Sur les conclusions aux fins d’injonction :
7. Compte tenu des motifs d’annulation retenus aux points 4 et 5, l’exécution du présent jugement implique que la situation de Mme A soit réexaminée au titre de la prolongation de son congé pour invalidité temporaire imputable au service. Il y a lieu, dans les circonstances de l’espèce, d’enjoindre à la directrice de l’EHPAD La Pranière d’y procéder dans un délai de trois mois à compter de la notification du présent jugement.
Sur les frais du litige et les dépens :
8. D’une part, la présente instance n’ayant donné lieu à aucun dépens, les conclusions présentées par l’EHPAD La Pranière sur le fondement des dispositions de l’article R. 761-1 du code de justice administrative doivent être rejetées.
9. D’autre part, les dispositions de l’article L. 761-1 du code de justice administrative font obstacle à ce que soit mise à la charge de Mme A, qui n’est pas la partie perdante dans la présente instance, la somme que demande l’EHPAD La Pranière au titre des frais exposés et non compris dans les dépens.
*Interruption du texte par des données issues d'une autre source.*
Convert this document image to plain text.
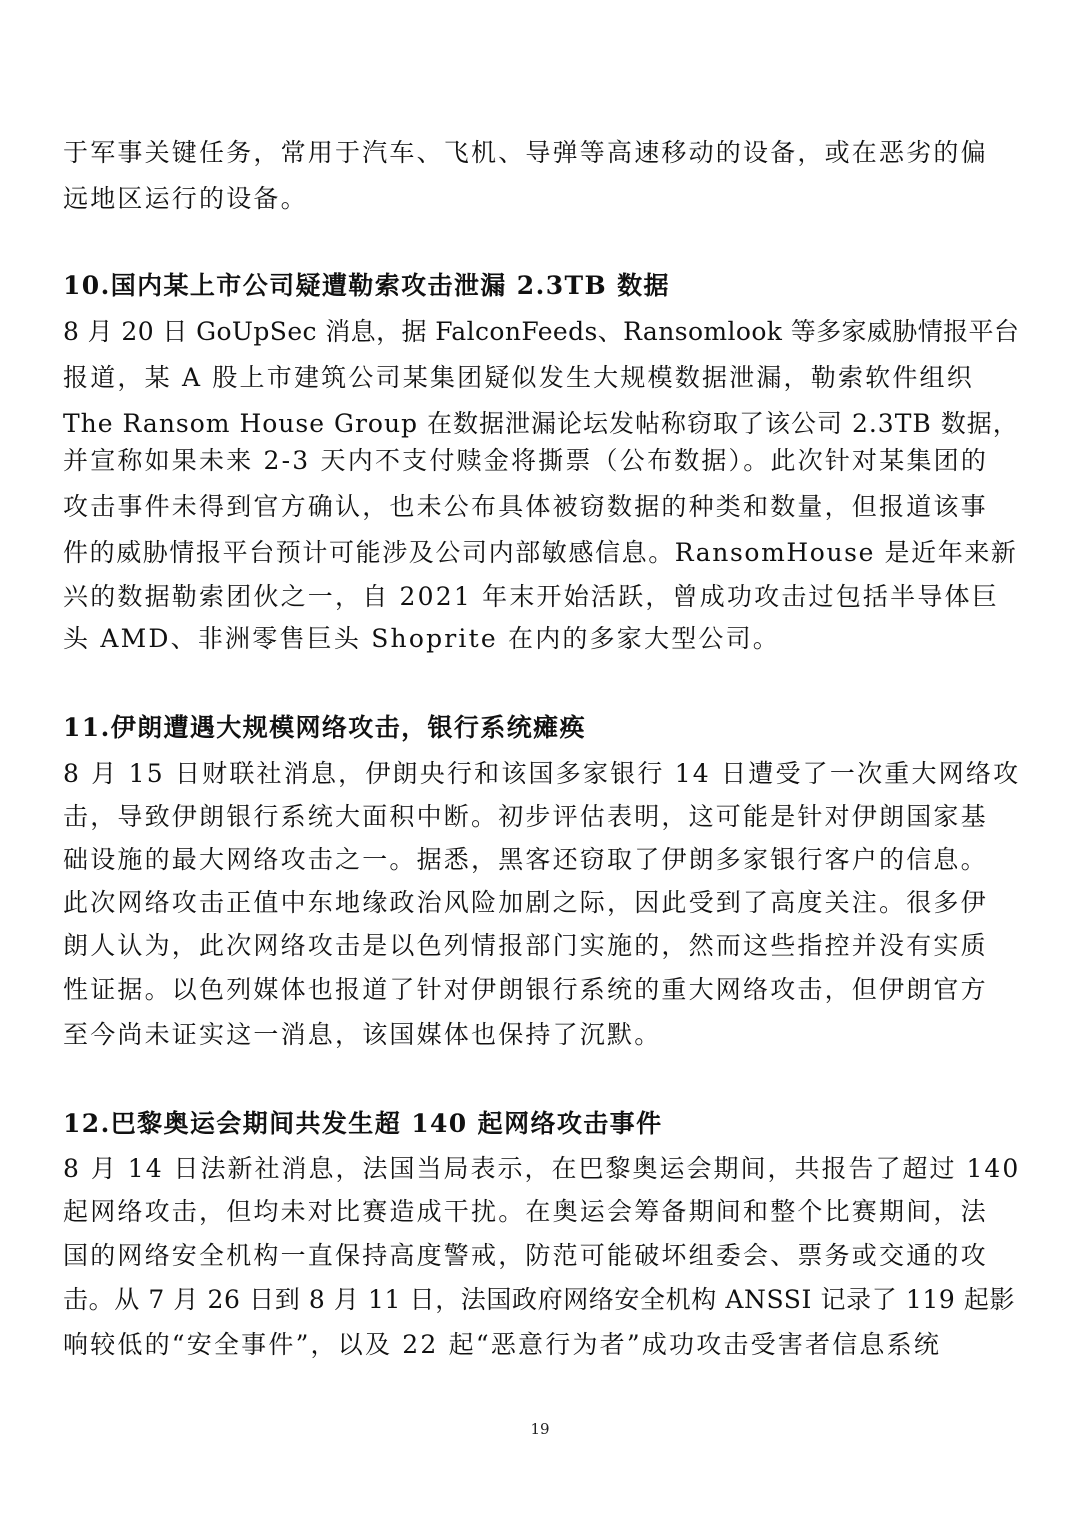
于军事关键任务，常用于汽车、飞机、导弹等高速移动的设备，或在恶劣的偏
远地区运行的设备。
10.国内某上市公司疑遭勒索攻击泄漏 2.3TB 数据
8 月 20 日 GoUpSec 消息，据 FalconFeeds、Ransomlook 等多家威胁情报平台
报道，某 A 股上市建筑公司某集团疑似发生大规模数据泄漏，勒索软件组织
The Ransom House Group 在数据泄漏论坛发帖称窃取了该公司 2.3TB 数据，
并宣称如果未来 2-3 天内不支付赎金将撕票（公布数据）。此次针对某集团的
攻击事件未得到官方确认，也未公布具体被窃数据的种类和数量，但报道该事
件的威胁情报平台预计可能涉及公司内部敏感信息。RansomHouse 是近年来新
兴的数据勒索团伙之一，自 2021 年末开始活跃，曾成功攻击过包括半导体巨
头 AMD、非洲零售巨头 Shoprite 在内的多家大型公司。
11.伊朗遭遇大规模网络攻击，银行系统瘫痪
8 月 15 日财联社消息，伊朗央行和该国多家银行 14 日遭受了一次重大网络攻
击，导致伊朗银行系统大面积中断。初步评估表明，这可能是针对伊朗国家基
础设施的最大网络攻击之一。据悉，黑客还窃取了伊朗多家银行客户的信息。
此次网络攻击正值中东地缘政治风险加剧之际，因此受到了高度关注。很多伊
朗人认为，此次网络攻击是以色列情报部门实施的，然而这些指控并没有实质
性证据。以色列媒体也报道了针对伊朗银行系统的重大网络攻击，但伊朗官方
至今尚未证实这一消息，该国媒体也保持了沉默。
12.巴黎奥运会期间共发生超 140 起网络攻击事件
8 月 14 日法新社消息，法国当局表示，在巴黎奥运会期间，共报告了超过 140
起网络攻击，但均未对比赛造成干扰。在奥运会筹备期间和整个比赛期间，法
国的网络安全机构一直保持高度警戒，防范可能破坏组委会、票务或交通的攻
击。从 7 月 26 日到 8 月 11 日，法国政府网络安全机构 ANSSI 记录了 119 起影
响较低的“安全事件”，以及 22 起“恶意行为者”成功攻击受害者信息系统
19
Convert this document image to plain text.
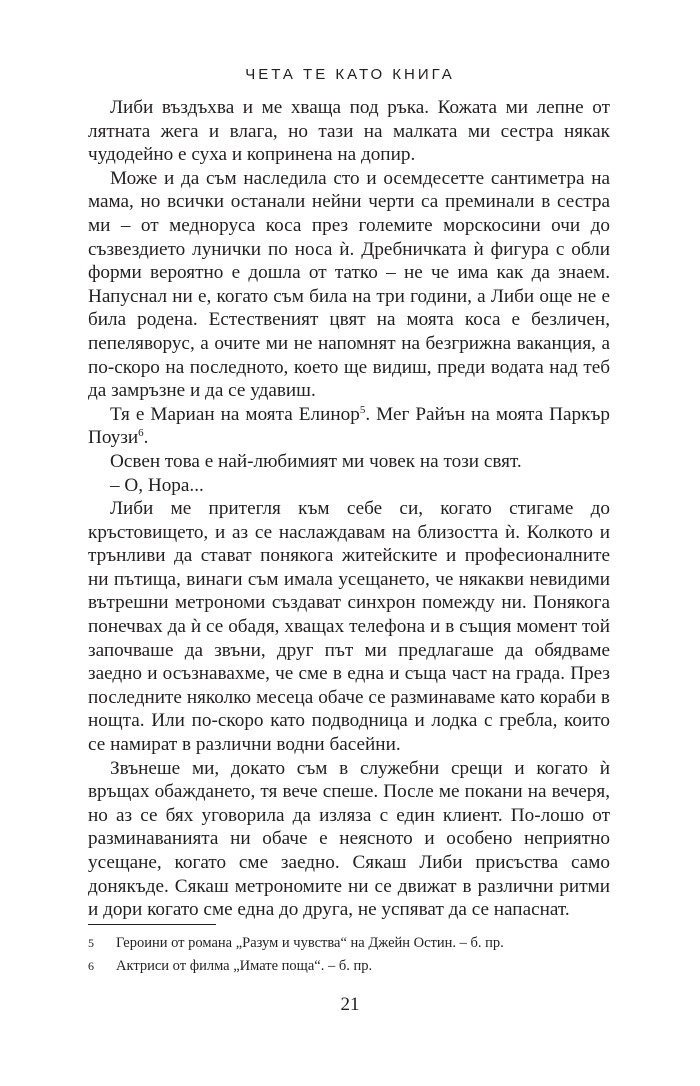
ЧЕТА ТЕ КАТО КНИГА

Либи въздъхва и ме хваща под ръка. Кожата ми лепне от лятната жега и влага, но тази на малката ми сестра някак чудодейно е суха и копринена на допир.

Може и да съм наследила сто и осемдесетте сантиметра на мама, но всички останали нейни черти са преминали в сестра ми – от медноруса коса през големите морскосини очи до съзвездието лунички по носа ѝ. Дребничката ѝ фигура с обли форми вероятно е дошла от татко – не че има как да знаем. Напуснал ни е, когато съм била на три години, а Либи още не е била родена. Естественият цвят на моята коса е безличен, пепеляворус, а очите ми не напомнят на безгрижна ваканция, а по-скоро на последното, което ще видиш, преди водата над теб да замръзне и да се удавиш.

Тя е Мариан на моята Елинор$^5$. Мег Райън на моята Паркър Поузи$^6$.

Освен това е най-любимият ми човек на този свят.

– О, Нора...

Либи ме притегля към себе си, когато стигаме до кръстовището, и аз се наслаждавам на близостта ѝ. Колкото и трънливи да стават понякога житейските и професионалните ни пътища, винаги съм имала усещането, че някакви невидими вътрешни метрономи създават синхрон помежду ни. Понякога понечвах да ѝ се обадя, хващах телефона и в същия момент той започваше да звъни, друг път ми предлагаше да обядваме заедно и осъзнавахме, че сме в една и съща част на града. През последните няколко месеца обаче се разминаваме като кораби в нощта. Или по-скоро като подводница и лодка с гребла, които се намират в различни водни басейни.

Звънеше ми, докато съм в служебни срещи и когато ѝ връщах обаждането, тя вече спеше. После ме покани на вечеря, но аз се бях уговорила да изляза с един клиент. По-лошо от разминаванията ни обаче е неясното и особено неприятно усещане, когато сме заедно. Сякаш Либи присъства само донякъде. Сякаш метрономите ни се движат в различни ритми и дори когато сме една до друга, не успяват да се напаснат.

5	Героини от романа „Разум и чувства“ на Джейн Остин. – б. пр.
6	Актриси от филма „Имате поща“. – б. пр.
21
En revanche, il y a lieu, dans les circonstances de l’espèce, de mettre à la charge de l’EHPAD La Pranière une somme de 1 500 euros au titre des frais exposés par Mme A et non compris dans les dépens.
D E C I D E :
Article 1er : L’intervention du syndicat CFDT des services de santé et des services sociaux de la Loire est admise.
Article 2 : Les décisions susvisées de la directrice de l’EHPAD La Pranière du 15 juin 2023, du 3 juillet 2023 et du 17 juillet 2023 refusant de reconnaître l’imputabilité au service des arrêts de travail de Mme A à compter du 2 juin 2023 et la plaçant en congé de maladie ordinaire sont annulées.
Article 3 : Il est enjoint à la directrice de l’EHPAD La Pranière, dans un délai de trois mois, de procéder au réexamen de la demande de Mme A après avoir saisi préalablement pour avis le conseil médical.
Article 4 : L’EHPAD La Pranière versera à Mme A une somme de 1 500 euros en application des dispositions de l’article L. 761-1 du code de justice administrative.
Article 5 : Les conclusions présentées par l’EHPAD La Pranière sur le fondement des articles R. 761-1 et L. 761-1 du code de justice administrative sont rejetées.
Article 6 : Le jugement sera notifié à Mme B A, à l’EHPAD La Pranière et au syndicat CFDT des services de santé et des services sociaux de la Loire.
Délibéré après l’audience du 22 novembre 2024, à laquelle siégeaient :
Mme Dèche, présidente,
Mme Journoud, conseillère,
Mme Pouyet, conseillère.
Rendu public par mise à disposition au greffe le 6 décembre 2024.
La rapporteure,
C. Pouyet
La présidente,
P. Dèche
La greffière,
S. Hosni
La République mande et ordonne à la ministre de la santé et de l’accès aux soins en ce qui la concerne, ou à tous commissaires de justice à ce requis en ce qui concerne les voies de droit commun contre les parties privées, de pourvoir à l’exécution de la présente décision.